We see the Australian construction materials business as high quality with hard to replicate assets including its quarry base. We also noted the investment that the company had made in Australian quarries in recent years ($380m), which had yet to generate full returns. The US business had very little tangible assets given the Headwaters acquisition in May-17 for US$2.6b. We also felt the market had forgotten that Boral already had a significant US business as well prior to the Headwaters transaction. Noting this, we felt the US business was also worth materially more than its NTA value. In terms of the balance sheet risk, we thought that the market was too focussed on the leverage ratio of the business in an environment where the earnings were depressed and overlooked the optionality the business had on the asset side of the balance sheet. In particular, BLD has a number of surplus property assets in Australia that we felt could have been sold to strengthen the balance sheet without impacting the earnings power of the business. Given this relative comfort and the view that the business was materially undervalued on a mid-cycle view and verse NTA, we continued buying on the weakness.
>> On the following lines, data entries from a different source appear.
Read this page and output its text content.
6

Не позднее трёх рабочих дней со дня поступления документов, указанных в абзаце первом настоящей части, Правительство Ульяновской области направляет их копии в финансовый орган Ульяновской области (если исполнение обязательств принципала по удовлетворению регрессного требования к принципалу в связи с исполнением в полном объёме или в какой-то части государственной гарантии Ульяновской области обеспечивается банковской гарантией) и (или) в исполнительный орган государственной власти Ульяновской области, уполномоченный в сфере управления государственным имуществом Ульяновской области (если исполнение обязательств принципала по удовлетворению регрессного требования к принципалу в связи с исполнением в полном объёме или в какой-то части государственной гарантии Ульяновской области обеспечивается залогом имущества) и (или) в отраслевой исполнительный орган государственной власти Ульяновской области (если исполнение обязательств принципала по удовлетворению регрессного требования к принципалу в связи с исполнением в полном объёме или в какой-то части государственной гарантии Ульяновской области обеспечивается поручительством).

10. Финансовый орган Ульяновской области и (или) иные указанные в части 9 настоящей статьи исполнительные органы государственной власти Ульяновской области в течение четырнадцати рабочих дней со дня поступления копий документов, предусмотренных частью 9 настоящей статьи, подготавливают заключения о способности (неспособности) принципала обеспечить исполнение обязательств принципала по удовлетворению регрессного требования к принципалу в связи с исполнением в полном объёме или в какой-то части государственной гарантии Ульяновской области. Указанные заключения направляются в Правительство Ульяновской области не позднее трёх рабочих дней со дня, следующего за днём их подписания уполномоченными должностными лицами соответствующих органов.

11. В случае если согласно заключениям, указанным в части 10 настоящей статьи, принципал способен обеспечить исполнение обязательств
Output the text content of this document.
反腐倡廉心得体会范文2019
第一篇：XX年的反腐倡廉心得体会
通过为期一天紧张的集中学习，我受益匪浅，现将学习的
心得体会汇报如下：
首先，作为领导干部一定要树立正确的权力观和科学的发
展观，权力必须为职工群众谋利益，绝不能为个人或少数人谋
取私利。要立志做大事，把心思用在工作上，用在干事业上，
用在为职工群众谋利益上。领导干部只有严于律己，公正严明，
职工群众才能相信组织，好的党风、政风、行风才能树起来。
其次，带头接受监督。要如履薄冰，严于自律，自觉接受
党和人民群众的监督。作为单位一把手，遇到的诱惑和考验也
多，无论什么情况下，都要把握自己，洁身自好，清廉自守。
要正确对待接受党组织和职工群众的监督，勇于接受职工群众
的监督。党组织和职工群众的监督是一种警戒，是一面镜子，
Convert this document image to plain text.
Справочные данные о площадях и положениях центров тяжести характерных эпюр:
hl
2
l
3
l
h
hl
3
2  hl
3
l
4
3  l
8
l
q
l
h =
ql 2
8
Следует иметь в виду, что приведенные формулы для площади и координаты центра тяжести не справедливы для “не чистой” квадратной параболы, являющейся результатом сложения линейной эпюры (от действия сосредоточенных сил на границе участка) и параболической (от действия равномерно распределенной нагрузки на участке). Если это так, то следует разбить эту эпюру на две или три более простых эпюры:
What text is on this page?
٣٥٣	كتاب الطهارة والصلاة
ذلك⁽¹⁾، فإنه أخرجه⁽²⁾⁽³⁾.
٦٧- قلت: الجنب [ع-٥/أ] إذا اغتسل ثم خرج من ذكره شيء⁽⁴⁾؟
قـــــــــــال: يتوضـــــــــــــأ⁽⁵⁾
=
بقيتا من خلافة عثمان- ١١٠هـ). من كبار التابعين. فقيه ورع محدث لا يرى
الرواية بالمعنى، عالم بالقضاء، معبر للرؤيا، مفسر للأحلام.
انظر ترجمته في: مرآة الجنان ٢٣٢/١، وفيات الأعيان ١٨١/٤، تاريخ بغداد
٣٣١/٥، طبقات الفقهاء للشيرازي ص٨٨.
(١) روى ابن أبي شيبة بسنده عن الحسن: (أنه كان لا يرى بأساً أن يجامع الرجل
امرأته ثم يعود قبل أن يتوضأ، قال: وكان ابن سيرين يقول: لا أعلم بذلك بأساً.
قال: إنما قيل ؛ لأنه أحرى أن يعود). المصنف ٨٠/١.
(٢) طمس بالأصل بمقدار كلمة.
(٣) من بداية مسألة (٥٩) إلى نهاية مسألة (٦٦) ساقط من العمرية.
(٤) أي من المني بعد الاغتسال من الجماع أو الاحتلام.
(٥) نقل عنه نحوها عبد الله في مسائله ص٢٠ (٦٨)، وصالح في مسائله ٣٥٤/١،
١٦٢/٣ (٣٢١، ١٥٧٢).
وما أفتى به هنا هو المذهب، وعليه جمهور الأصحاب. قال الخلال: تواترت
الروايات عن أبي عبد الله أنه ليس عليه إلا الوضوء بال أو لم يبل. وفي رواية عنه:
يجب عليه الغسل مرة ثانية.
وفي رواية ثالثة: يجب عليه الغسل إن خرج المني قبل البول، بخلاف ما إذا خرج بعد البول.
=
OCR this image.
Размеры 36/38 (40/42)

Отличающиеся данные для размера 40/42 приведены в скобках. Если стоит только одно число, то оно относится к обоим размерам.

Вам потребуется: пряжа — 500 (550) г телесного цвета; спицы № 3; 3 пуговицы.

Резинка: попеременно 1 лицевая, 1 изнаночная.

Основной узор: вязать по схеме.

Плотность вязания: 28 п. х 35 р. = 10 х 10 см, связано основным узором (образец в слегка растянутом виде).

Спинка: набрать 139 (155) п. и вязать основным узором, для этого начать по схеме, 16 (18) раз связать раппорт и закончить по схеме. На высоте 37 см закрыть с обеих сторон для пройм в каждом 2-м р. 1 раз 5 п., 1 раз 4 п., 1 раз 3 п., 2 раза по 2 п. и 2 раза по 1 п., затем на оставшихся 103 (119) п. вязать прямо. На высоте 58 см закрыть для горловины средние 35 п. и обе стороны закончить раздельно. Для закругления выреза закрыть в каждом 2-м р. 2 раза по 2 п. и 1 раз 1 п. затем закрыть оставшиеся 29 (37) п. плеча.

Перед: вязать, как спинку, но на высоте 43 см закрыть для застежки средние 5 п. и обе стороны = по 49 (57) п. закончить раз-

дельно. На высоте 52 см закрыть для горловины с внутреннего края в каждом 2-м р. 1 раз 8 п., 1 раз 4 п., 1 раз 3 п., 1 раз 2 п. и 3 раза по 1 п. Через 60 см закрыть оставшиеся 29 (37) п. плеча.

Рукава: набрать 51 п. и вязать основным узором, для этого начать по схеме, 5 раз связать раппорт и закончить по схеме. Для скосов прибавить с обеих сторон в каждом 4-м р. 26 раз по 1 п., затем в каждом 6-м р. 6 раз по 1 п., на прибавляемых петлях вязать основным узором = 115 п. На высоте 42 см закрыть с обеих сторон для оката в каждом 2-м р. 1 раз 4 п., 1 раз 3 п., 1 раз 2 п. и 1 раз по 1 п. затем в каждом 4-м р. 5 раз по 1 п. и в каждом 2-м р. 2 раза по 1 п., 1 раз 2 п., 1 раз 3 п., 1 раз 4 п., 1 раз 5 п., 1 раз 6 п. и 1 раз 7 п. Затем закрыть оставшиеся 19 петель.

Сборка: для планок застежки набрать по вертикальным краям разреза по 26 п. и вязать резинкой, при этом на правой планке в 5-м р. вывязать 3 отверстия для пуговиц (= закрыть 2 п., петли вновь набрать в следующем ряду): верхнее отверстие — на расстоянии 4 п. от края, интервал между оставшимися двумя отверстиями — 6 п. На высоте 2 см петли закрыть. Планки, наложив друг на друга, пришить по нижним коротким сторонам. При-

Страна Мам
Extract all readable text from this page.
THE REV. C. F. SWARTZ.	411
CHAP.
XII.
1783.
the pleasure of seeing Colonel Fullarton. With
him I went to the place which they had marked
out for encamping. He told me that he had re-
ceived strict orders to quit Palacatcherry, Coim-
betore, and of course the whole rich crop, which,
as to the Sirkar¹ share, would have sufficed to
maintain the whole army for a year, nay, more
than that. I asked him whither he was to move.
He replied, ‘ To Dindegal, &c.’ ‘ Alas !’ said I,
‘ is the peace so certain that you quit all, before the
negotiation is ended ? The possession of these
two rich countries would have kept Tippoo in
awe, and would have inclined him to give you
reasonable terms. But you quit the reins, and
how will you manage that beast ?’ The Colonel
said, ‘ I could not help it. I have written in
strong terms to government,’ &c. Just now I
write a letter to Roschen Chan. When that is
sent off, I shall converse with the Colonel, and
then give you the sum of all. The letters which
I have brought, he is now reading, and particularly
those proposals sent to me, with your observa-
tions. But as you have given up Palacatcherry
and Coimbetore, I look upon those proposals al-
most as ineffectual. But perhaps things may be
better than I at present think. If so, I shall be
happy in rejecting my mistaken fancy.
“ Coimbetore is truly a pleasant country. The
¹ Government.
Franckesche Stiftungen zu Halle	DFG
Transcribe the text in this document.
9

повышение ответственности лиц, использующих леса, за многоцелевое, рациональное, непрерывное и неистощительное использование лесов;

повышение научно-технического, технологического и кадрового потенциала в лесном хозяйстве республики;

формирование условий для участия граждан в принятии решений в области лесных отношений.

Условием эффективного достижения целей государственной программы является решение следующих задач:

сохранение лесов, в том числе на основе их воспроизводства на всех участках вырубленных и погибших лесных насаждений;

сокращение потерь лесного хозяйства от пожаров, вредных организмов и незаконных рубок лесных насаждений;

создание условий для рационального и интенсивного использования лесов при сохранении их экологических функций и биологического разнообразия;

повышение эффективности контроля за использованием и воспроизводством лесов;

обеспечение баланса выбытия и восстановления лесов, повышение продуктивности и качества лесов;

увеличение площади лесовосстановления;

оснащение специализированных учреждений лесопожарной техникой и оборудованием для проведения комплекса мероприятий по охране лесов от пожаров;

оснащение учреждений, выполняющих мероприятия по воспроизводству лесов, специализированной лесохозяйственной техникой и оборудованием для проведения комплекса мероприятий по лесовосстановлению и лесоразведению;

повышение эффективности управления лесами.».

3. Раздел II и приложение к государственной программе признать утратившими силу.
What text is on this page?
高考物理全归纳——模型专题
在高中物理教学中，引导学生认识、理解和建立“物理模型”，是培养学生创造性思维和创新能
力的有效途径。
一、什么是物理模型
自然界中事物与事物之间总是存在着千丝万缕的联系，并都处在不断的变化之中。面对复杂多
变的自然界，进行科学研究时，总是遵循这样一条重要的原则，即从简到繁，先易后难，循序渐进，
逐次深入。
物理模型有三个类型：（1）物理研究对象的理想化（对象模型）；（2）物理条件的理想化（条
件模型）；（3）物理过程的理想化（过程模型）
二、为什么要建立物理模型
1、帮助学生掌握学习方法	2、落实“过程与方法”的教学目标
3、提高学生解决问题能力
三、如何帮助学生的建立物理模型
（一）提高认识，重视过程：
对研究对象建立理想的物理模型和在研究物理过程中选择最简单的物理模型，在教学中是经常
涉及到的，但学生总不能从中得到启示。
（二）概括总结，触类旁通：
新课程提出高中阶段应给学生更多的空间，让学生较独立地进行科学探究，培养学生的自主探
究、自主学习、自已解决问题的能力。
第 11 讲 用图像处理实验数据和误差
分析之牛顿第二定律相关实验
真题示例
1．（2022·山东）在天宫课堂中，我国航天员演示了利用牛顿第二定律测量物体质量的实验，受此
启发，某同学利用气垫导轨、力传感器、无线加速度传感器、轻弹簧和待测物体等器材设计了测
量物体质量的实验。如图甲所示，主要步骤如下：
Over the last financial year, the optionality we saw within the BLD portfolio has played out. BLD sold its 50% share in the plasterboard JV for US$1.015b or 15x FY20 EBITDA. It has also sold its US building products business for US$2.15b and is currently exploring the sale of its North American Fly Ash business, which could release another $US1b. Post this sale, BLD will no longer have any operations in the US and will be left with just its Australian construction materials business, which is number one in the Australian market. More recently, Seven Group (ASX: SVW) has launched an off-market takeover for BLD at $7.40/share after initially buying a 10% position at $3.11/share in June last year. In our view, at this price the assets of the business are fairly valued and thus we have sold the position to SVW at $7.40/share.